Thin Provisioning an EasyTier keep an amount of “emergency capacity” for each individual volume .  This emergency capacity is used to keep the volume online in case the storage pool runs out of space.  Once the emergency capacity for that volume runs out – the volume will go offline.  There are more details about this in this earlier blog post 

The emergency capacity on a new volume is the value of the rsize parameter when you create it.  On an existing volume, the emergency capacity is the difference between the real capacity and the used capacity.

When new data is written to a thin or compressed volume, that data is often going to be stored on the “oldest” extent in that emergency capacity.   If you have a large emergency capacity (the GUI default is 2% of the total volume capacity) then there is a high likelihood that the oldest extent has been demoted and is now living on the Nearline pool. 
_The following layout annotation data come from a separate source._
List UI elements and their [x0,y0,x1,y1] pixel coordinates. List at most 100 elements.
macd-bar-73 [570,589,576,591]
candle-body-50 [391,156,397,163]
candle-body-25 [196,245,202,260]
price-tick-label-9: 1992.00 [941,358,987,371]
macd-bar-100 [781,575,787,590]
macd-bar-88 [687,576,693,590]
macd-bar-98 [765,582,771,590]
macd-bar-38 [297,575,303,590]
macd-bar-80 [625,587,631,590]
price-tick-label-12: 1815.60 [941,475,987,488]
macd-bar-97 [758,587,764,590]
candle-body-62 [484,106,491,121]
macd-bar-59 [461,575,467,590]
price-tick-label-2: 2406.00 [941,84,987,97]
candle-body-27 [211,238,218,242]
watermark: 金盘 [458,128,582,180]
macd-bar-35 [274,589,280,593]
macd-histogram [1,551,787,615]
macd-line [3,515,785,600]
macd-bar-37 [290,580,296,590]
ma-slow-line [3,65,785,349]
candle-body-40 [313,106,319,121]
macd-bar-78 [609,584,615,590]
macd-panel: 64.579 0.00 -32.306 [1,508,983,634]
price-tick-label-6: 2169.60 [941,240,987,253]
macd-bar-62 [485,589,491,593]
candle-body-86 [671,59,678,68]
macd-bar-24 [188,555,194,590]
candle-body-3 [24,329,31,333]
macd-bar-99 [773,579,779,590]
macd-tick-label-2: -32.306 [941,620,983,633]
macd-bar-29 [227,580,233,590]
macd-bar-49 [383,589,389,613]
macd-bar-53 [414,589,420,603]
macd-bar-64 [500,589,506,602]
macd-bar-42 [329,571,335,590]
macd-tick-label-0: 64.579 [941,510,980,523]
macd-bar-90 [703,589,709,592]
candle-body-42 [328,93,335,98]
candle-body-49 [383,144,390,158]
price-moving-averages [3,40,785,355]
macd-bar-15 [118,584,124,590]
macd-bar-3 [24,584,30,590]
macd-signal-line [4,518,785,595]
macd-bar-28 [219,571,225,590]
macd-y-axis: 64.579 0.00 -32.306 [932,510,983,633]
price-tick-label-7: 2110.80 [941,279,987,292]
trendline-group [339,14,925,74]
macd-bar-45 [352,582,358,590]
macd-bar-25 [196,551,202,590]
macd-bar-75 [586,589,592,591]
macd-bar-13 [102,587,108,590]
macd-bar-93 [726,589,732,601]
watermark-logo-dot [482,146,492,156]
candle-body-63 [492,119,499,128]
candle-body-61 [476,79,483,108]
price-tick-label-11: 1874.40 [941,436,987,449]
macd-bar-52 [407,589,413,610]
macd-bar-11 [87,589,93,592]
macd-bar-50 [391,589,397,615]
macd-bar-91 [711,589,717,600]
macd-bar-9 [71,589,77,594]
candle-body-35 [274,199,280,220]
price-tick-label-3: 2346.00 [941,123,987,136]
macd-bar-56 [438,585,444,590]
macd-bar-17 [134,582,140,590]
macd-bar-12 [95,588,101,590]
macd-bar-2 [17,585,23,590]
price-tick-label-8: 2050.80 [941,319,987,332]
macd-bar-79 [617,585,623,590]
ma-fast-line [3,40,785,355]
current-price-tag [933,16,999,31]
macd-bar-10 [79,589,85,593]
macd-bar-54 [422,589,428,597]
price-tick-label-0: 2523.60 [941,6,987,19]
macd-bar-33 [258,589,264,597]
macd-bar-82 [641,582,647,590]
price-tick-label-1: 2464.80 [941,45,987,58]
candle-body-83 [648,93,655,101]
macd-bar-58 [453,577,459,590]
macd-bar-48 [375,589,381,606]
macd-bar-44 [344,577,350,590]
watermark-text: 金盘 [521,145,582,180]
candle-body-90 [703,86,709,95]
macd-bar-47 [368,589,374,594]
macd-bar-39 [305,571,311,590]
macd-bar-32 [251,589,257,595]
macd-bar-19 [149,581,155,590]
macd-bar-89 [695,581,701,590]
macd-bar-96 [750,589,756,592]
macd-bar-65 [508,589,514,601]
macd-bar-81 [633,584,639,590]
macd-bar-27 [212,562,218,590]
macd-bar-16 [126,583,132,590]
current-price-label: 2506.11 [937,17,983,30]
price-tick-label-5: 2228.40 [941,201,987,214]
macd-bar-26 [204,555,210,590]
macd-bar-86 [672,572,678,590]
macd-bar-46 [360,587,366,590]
The only way of avoiding this is to have a small emergency capacity.  If the emergency capacity is about 1 or 2 extents in size, then there’s a good chance that you will allocate the extent and start writing on it before the extent gets demoted down to Nearline storage.  However this comes with a significant health warning, because now if the storage pool runs out of space, the volumes can run out of space and go offline much more rapidly! 

I’m hoping that we can improve this in the future – but for now your options are to avoid a Nearline tier, or to have small emergency capacities on your volumes.